STATS 606

Smoothing proofs

This post accompanies the lecture video on smoothing. Please see the video for the problem setup and definitions.

Properties of the Moreau envelope

First, we show that the gradient of the Moreau envelope is

\[\partial\underline{f}_\mu(x) = \frac{1}{\mu}(x - \prox_{\mu f}(x)).\]

We have

\[\begin{aligned} f_\mu(x) &= \frac{1}{2\mu}\|x\|_2^2 - \frac{1}{\mu}\sup_y\{\langle x,y\rangle - \mu f(y) - \frac12\|y\|_2^2\} \\ &= \frac{1}{2\mu}\|x\|_2^2 - \frac{1}{\mu}(\mu f + \frac12\|\cdot\|_2^2)^*(x) \end{aligned}\]

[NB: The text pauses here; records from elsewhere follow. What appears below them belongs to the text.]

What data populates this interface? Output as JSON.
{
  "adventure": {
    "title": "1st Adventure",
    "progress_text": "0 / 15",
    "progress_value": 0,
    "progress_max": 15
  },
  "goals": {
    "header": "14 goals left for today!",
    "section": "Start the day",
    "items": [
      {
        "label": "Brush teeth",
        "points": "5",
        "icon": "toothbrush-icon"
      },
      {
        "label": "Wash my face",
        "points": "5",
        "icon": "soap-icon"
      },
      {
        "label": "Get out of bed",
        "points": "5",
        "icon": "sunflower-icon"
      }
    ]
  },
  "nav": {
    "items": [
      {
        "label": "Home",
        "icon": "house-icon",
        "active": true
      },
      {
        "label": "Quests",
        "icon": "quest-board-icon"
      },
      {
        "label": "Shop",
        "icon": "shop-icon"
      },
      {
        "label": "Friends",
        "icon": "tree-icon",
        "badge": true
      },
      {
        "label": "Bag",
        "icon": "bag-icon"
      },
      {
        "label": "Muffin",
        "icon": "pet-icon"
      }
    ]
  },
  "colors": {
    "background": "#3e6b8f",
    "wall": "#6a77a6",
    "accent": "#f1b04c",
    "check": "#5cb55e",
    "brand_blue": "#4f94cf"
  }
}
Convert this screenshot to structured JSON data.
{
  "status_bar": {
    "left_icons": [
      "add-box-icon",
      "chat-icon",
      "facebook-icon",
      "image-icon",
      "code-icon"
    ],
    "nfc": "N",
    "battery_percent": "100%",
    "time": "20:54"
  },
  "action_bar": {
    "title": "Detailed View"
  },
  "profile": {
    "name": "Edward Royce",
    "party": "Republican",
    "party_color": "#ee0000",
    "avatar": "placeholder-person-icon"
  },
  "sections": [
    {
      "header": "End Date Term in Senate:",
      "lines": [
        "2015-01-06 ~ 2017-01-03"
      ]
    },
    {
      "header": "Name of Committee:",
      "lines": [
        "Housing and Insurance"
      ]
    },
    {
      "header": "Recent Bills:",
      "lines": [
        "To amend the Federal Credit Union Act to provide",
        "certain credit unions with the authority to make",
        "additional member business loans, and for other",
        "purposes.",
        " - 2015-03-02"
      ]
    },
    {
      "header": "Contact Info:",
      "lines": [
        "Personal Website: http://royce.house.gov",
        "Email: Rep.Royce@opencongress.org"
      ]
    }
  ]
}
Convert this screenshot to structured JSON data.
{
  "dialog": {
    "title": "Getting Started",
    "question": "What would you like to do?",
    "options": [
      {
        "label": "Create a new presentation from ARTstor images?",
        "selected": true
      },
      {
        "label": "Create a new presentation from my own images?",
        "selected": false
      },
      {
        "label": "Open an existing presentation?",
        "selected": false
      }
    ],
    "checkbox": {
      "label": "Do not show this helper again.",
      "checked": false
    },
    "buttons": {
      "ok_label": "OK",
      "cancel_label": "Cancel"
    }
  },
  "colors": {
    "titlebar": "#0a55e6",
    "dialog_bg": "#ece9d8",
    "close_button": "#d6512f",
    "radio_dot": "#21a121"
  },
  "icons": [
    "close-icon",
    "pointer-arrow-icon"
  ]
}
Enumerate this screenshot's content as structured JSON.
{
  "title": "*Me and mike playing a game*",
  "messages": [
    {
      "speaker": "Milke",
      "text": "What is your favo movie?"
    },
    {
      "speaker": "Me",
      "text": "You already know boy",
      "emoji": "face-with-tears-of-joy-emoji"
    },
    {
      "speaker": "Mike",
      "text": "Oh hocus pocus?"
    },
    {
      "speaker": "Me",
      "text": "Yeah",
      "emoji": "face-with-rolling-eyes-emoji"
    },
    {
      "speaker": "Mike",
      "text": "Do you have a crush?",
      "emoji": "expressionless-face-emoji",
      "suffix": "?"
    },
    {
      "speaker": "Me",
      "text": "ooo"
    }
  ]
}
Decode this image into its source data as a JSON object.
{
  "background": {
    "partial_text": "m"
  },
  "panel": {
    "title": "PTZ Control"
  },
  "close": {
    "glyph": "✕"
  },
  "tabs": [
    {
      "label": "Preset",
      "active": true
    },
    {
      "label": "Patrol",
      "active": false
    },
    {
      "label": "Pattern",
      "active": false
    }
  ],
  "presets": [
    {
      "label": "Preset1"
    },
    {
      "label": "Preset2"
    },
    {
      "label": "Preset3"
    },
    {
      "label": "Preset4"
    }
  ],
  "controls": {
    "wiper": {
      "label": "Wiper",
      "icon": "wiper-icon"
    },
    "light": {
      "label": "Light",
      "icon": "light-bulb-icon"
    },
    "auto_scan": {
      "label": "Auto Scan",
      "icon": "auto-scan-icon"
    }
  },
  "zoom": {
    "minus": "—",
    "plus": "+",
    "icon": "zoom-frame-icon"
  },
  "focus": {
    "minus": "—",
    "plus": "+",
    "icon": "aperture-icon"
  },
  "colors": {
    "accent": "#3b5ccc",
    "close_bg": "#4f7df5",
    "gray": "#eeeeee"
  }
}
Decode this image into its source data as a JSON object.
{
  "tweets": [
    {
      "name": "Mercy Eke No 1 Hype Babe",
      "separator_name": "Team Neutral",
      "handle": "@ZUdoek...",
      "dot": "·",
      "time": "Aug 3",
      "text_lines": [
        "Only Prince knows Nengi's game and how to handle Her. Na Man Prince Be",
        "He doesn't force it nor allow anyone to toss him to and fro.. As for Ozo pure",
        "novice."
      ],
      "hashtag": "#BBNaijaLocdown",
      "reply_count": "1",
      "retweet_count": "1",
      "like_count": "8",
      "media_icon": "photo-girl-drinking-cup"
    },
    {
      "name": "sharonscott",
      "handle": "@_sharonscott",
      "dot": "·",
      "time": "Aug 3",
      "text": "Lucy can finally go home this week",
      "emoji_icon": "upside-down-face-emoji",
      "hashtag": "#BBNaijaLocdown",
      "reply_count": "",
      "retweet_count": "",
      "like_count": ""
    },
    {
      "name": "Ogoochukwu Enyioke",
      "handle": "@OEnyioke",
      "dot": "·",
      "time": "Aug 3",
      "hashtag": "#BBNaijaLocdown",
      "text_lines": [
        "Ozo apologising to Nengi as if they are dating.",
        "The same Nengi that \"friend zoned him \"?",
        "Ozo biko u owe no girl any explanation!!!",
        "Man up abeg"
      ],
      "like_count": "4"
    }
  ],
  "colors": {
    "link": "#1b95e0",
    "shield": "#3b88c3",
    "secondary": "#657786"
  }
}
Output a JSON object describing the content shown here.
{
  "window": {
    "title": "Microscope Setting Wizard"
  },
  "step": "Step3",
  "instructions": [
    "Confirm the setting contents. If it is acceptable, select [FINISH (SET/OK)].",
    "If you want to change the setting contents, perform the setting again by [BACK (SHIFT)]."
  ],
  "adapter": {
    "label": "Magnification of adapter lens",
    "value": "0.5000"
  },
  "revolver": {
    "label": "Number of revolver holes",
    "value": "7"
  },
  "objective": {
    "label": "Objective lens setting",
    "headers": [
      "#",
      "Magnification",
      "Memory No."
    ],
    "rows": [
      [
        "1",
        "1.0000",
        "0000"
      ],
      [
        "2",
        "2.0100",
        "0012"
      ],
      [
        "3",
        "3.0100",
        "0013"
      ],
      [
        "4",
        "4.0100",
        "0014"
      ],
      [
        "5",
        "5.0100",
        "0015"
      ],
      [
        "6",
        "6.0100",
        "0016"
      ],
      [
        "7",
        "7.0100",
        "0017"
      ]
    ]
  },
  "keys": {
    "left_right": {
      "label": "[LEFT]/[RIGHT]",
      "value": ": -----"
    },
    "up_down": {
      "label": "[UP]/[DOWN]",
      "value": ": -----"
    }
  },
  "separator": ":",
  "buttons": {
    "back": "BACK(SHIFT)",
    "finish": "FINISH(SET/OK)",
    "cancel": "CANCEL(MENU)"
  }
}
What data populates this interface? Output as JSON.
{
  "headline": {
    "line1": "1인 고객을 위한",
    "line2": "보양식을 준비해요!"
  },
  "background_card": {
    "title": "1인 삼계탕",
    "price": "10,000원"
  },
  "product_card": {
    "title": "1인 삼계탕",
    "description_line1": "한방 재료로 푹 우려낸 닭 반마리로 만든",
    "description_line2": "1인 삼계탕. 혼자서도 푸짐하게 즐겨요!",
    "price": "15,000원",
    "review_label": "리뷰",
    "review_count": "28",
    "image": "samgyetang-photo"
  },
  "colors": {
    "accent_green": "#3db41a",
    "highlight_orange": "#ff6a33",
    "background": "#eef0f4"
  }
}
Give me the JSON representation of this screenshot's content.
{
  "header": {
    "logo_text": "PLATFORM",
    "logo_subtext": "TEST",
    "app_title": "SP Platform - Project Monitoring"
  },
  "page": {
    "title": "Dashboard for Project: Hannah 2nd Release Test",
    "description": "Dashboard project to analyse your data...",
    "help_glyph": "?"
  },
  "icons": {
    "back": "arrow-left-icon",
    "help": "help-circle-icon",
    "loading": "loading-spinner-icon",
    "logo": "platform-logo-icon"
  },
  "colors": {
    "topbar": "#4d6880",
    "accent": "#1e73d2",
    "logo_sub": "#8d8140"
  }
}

Recall \(\partial f^*(y) = \argmax_x\{\langle x,y\rangle - f(x)\}\), we differentiate the conjugate representation of the Moreau envelope to obtain

\[\begin{aligned} \partial\underline{f}_\mu(x) &= \frac{x}{\mu} - \frac{1}{\mu}\argmax_y\{\langle x,y\rangle - \mu f(y) - \frac12\|y\|_2^2\} \\ &= \frac{x}{\mu} - \frac{1}{\mu}\argmax_y\{- \mu f(y) - \frac12\|x-y\|_2^2\} \\ &= \frac{1}{\mu}(x - \prox_{\mu f}(x)), \end{aligned}\]

where we recalled the definition of \(\prox_{\mu f}\) in the third step. Second, we show that \(\underline{f}_\mu\) is \(\frac{1}{\mu}\)-strongly smooth. This is a consequence of

  1. \(\underline{f}_\mu = (f^* + \frac{\mu}{2}\|\cdot\|_2^2)^*\);
  2. the conjugate of a closed, proper, \(\mu\)-strongly convex function is \(\frac{1}{\mu}\)-strongly smooth.

The first fact follows from (i) the conjugate of a sum is the infimal convolution of the conjugates

\[(f_1 + f_2)^*(y) = \inf\{f_1^*(v) + f_2^*(y-v)\}\]

and (ii) the conjugate of the \(\frac{1}{2\mu}\|\cdot\|_2^2\) is \(\frac{\mu}{2}\|\cdot\|_2^2\). It remains to show the conjugate of a \(\mu\)-strongly convex function is \(\frac{1}{\mu}\)-strongly smooth. Recall

\[\partial f^*(y) \in \argmax_x\{\langle x,y\rangle - f(x)\}\]

Thus \(\partial f^*(y)\) satisfies \(y\in\partial f(\partial f^*(y))\). Also recall the \(\mu\)-strong convexity of \(f\) implies its gradient is \(\mu\)-strongly monotone:

\[\langle\partial f(x_1) - \partial f(x_2),x_1-x_2\rangle \ge \mu\|x_1 - x_2\|_2^2.\]

Letting \(x_1 = \partial f^*(x_1)\) and \(x_2 = \partial f^*(x_2)\), we have

\[\langle y_1 - y_2,\partial f^*(y_1) - \partial f^*(y_2)\rangle \ge \mu\|\partial f^*(y_1) - \partial f^*(y_2)\|_2^2.\]

We rearrange and appeal to the Cauchy-Schwarz inequality to arrive at the stated result.

Posted on March 07, 2021 from San Francisco, CA.